Diante do castelo. Entram Desdêmona, Cássio e Emília.
DESDÊMONA — Podeis ficar tranqüilo, meu bom Cássio; farei por vós o que me for possível.
EMÍLIA — Sim, bondosa senhora; meu marido se aborreceu tanto com isso, como se fosse dele o caso.
DESDÊMONA — Oh! Que homem de valor! Não tenhais dúvida, Cássio, que hei de fazer que vós e Otelo vos torneis bons amigos como dantes.
CÁSSIO — Generosa senhora, seja a sorte qual for de Miguel Cássio, nunca ele há de ser outra coisa, senão tão-somente vosso leal servidor.
DESDÊMONA — Tenho certeza disso e vos agradeço. Amais a Otelo; há muito o conheceis. Ficai, pois, certo que a frieza dele durará somente, enquanto as conveniências o exigirem.
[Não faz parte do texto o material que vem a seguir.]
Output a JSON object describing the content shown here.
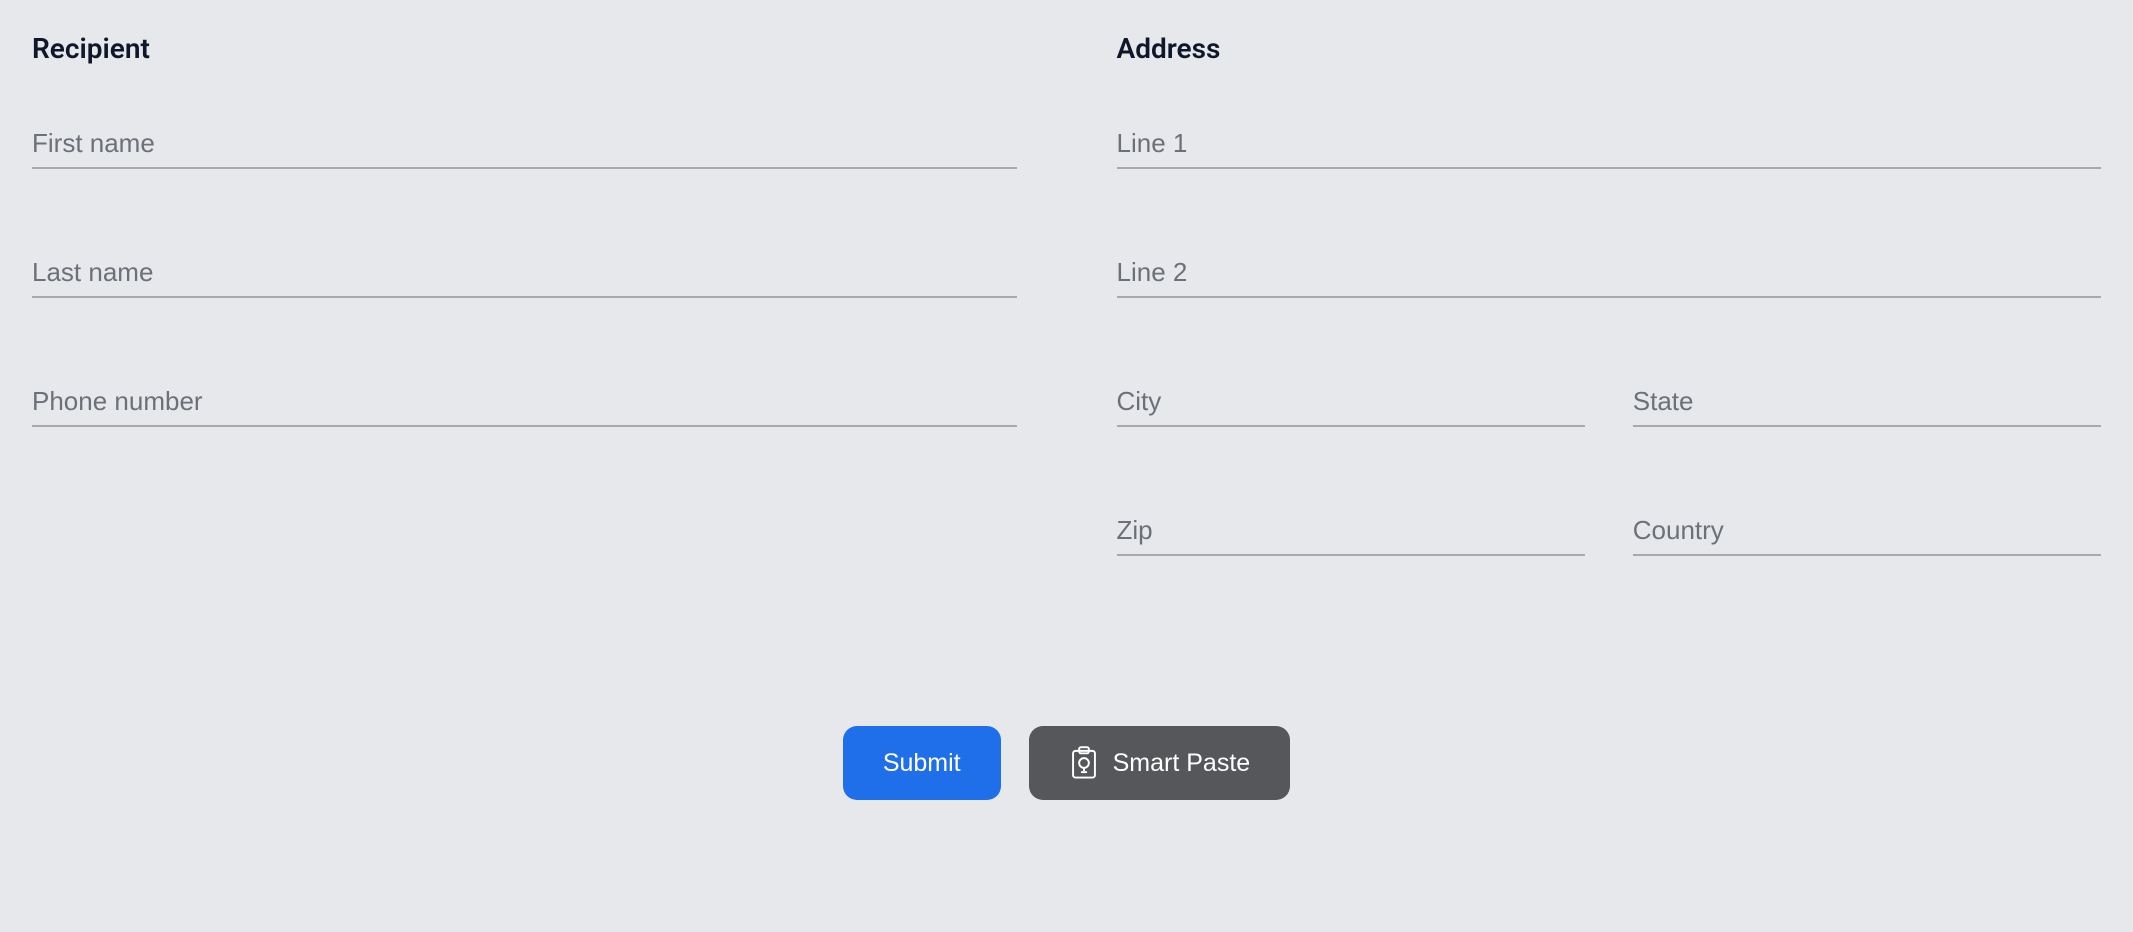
{
  "recipient": {
    "heading": "Recipient",
    "first_name_placeholder": "First name",
    "last_name_placeholder": "Last name",
    "phone_placeholder": "Phone number"
  },
  "address": {
    "heading": "Address",
    "line1_placeholder": "Line 1",
    "line2_placeholder": "Line 2",
    "city_placeholder": "City",
    "state_placeholder": "State",
    "zip_placeholder": "Zip",
    "country_placeholder": "Country"
  },
  "buttons": {
    "submit_label": "Submit",
    "smart_paste_label": "Smart Paste"
  }
}
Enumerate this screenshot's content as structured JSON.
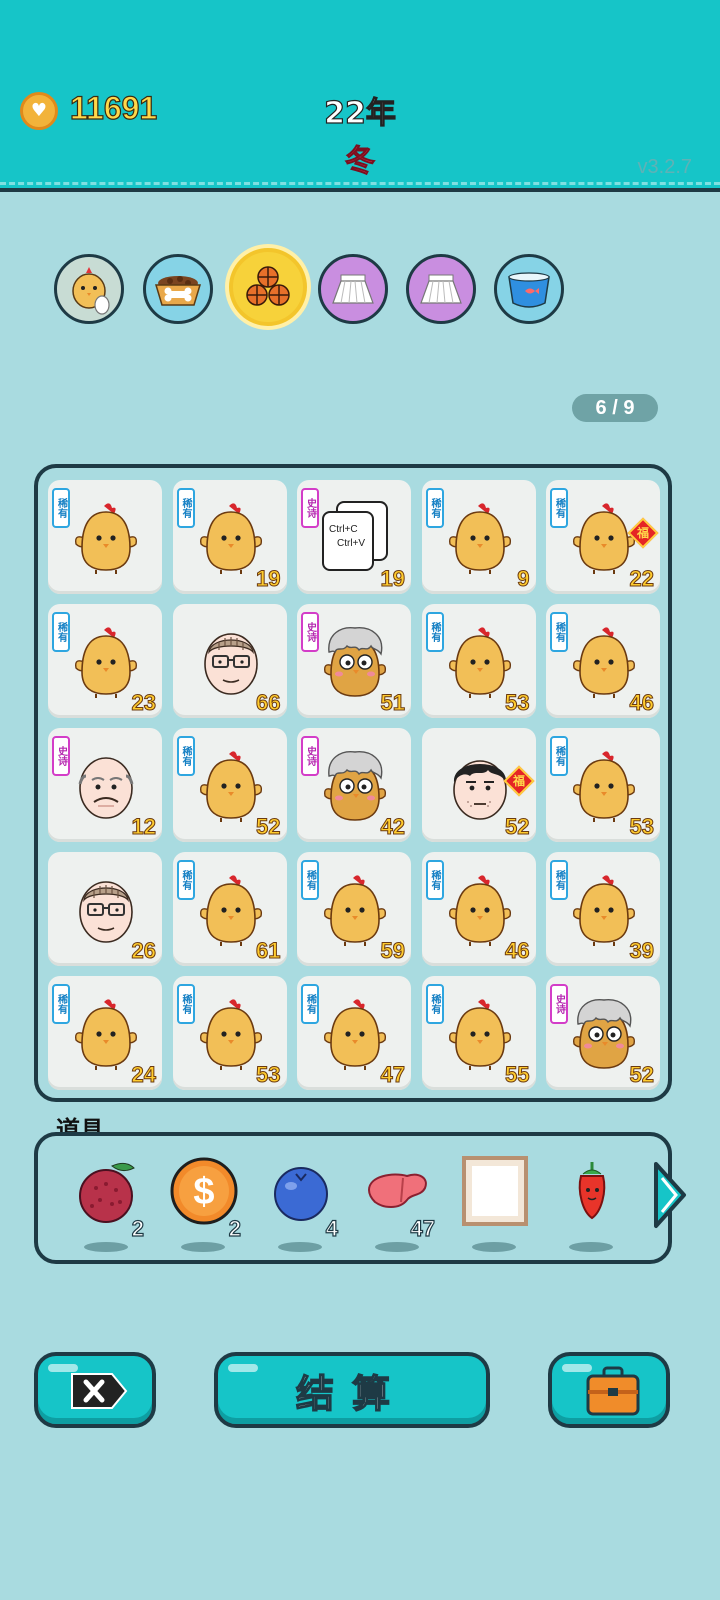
{
  "header": {
    "coin_count": "11691",
    "year": "22年",
    "season": "冬",
    "version": "v3.2.7"
  },
  "slots": [
    {
      "name": "chick-egg-icon"
    },
    {
      "name": "dog-food-bowl-icon"
    },
    {
      "name": "basketballs-icon",
      "selected": true
    },
    {
      "name": "skirt-icon"
    },
    {
      "name": "skirt-icon"
    },
    {
      "name": "fish-bowl-icon"
    }
  ],
  "progress": "6 / 9",
  "board": {
    "cells": [
      {
        "tag": "稀有",
        "rarity": "rare",
        "icon": "chick-icon",
        "num": ""
      },
      {
        "tag": "稀有",
        "rarity": "rare",
        "icon": "chick-icon",
        "num": "19"
      },
      {
        "tag": "史诗",
        "rarity": "epic",
        "icon": "ctrl-c-ctrl-v-icon",
        "num": "19",
        "copy_labels": [
          "Ctrl+C",
          "Ctrl+V"
        ]
      },
      {
        "tag": "稀有",
        "rarity": "rare",
        "icon": "chick-icon",
        "num": "9"
      },
      {
        "tag": "稀有",
        "rarity": "rare",
        "icon": "chick-icon",
        "num": "22",
        "fu": "福"
      },
      {
        "tag": "稀有",
        "rarity": "rare",
        "icon": "chick-icon",
        "num": "23"
      },
      {
        "tag": "",
        "rarity": "none",
        "icon": "old-man-glasses-icon",
        "num": "66"
      },
      {
        "tag": "史诗",
        "rarity": "epic",
        "icon": "grey-hair-chick-icon",
        "num": "51"
      },
      {
        "tag": "稀有",
        "rarity": "rare",
        "icon": "chick-icon",
        "num": "53"
      },
      {
        "tag": "稀有",
        "rarity": "rare",
        "icon": "chick-icon",
        "num": "46"
      },
      {
        "tag": "史诗",
        "rarity": "epic",
        "icon": "bald-old-man-icon",
        "num": "12"
      },
      {
        "tag": "稀有",
        "rarity": "rare",
        "icon": "chick-icon",
        "num": "52"
      },
      {
        "tag": "史诗",
        "rarity": "epic",
        "icon": "grey-hair-chick-icon",
        "num": "42"
      },
      {
        "tag": "",
        "rarity": "none",
        "icon": "man-face-icon",
        "num": "52",
        "fu": "福"
      },
      {
        "tag": "稀有",
        "rarity": "rare",
        "icon": "chick-icon",
        "num": "53"
      },
      {
        "tag": "",
        "rarity": "none",
        "icon": "old-man-glasses-icon",
        "num": "26"
      },
      {
        "tag": "稀有",
        "rarity": "rare",
        "icon": "chick-icon",
        "num": "61"
      },
      {
        "tag": "稀有",
        "rarity": "rare",
        "icon": "chick-icon",
        "num": "59"
      },
      {
        "tag": "稀有",
        "rarity": "rare",
        "icon": "chick-icon",
        "num": "46"
      },
      {
        "tag": "稀有",
        "rarity": "rare",
        "icon": "chick-icon",
        "num": "39"
      },
      {
        "tag": "稀有",
        "rarity": "rare",
        "icon": "chick-icon",
        "num": "24"
      },
      {
        "tag": "稀有",
        "rarity": "rare",
        "icon": "chick-icon",
        "num": "53"
      },
      {
        "tag": "稀有",
        "rarity": "rare",
        "icon": "chick-icon",
        "num": "47"
      },
      {
        "tag": "稀有",
        "rarity": "rare",
        "icon": "chick-icon",
        "num": "55"
      },
      {
        "tag": "史诗",
        "rarity": "epic",
        "icon": "grey-hair-chick-icon",
        "num": "52"
      }
    ]
  },
  "props": {
    "title": "道具",
    "items": [
      {
        "icon": "lychee-icon",
        "count": "2"
      },
      {
        "icon": "dollar-coin-icon",
        "count": "2"
      },
      {
        "icon": "blueberry-icon",
        "count": "4"
      },
      {
        "icon": "liver-icon",
        "count": "47"
      },
      {
        "icon": "picture-frame-icon",
        "count": ""
      },
      {
        "icon": "chili-pepper-icon",
        "count": ""
      }
    ]
  },
  "buttons": {
    "settle_label": "结算"
  },
  "colors": {
    "header_bg": "#16c5c8",
    "page_bg": "#a9dbe0",
    "number_gold": "#ffcc2e",
    "rare_tag": "#2ea6e0",
    "epic_tag": "#d33dc8"
  }
}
CÁSSIO — Pois não, senhora; mas as conveniências poderão ser morosas e viverem com dieta tão aguada e delicada ou com tais circunstâncias se nutrirem, que, ausente eu me encontrando e já ocupado meu posto, acabará por olvidar-se meu general do meu amor e préstimos.
DESDÊMONA — Que isso não te preocupe. Aqui, em frente de Emília te asseguro o antigo posto. Podes ficar tranqüilo; quando eu faço um voto de amizade, cumpro-o à risca. Meu marido não mais terá sossego; hei de amansá-lo à custa de vigílias; sua paciência será posta à prova; escola vai virar o leito dele; confessionário, a mesa. Em tudo quanto quiser fazer, misturarei a súplica de Cássio. Por tudo isso, Cássio, alegra-te; porque, antes de desistir de tua causa há de a vida perder teu advogado.
(Entram Iago e Otelo e se conservam a distância.)
EMÍLIA — Senhora, aí vem meu amo.
CÁSSIO — Senhora, aqui despeço-me.
DESDÊMONA — Esperai para ouvir-me defender-vos.
CÁSSIO — Noutra ocasião, senhora; estou indisposto e incapaz de servir meu próprio intuito.
DESDÊMONA — Como quiserdes.
(Sai Cássio.)
IAGO — Isso não me agrada!
OTELO — Como disseste?
IAGO — Nada, meu senhor; ou, talvez... Já não sei.
OTELO — Não era Cássio que estava a conversar com minha esposa?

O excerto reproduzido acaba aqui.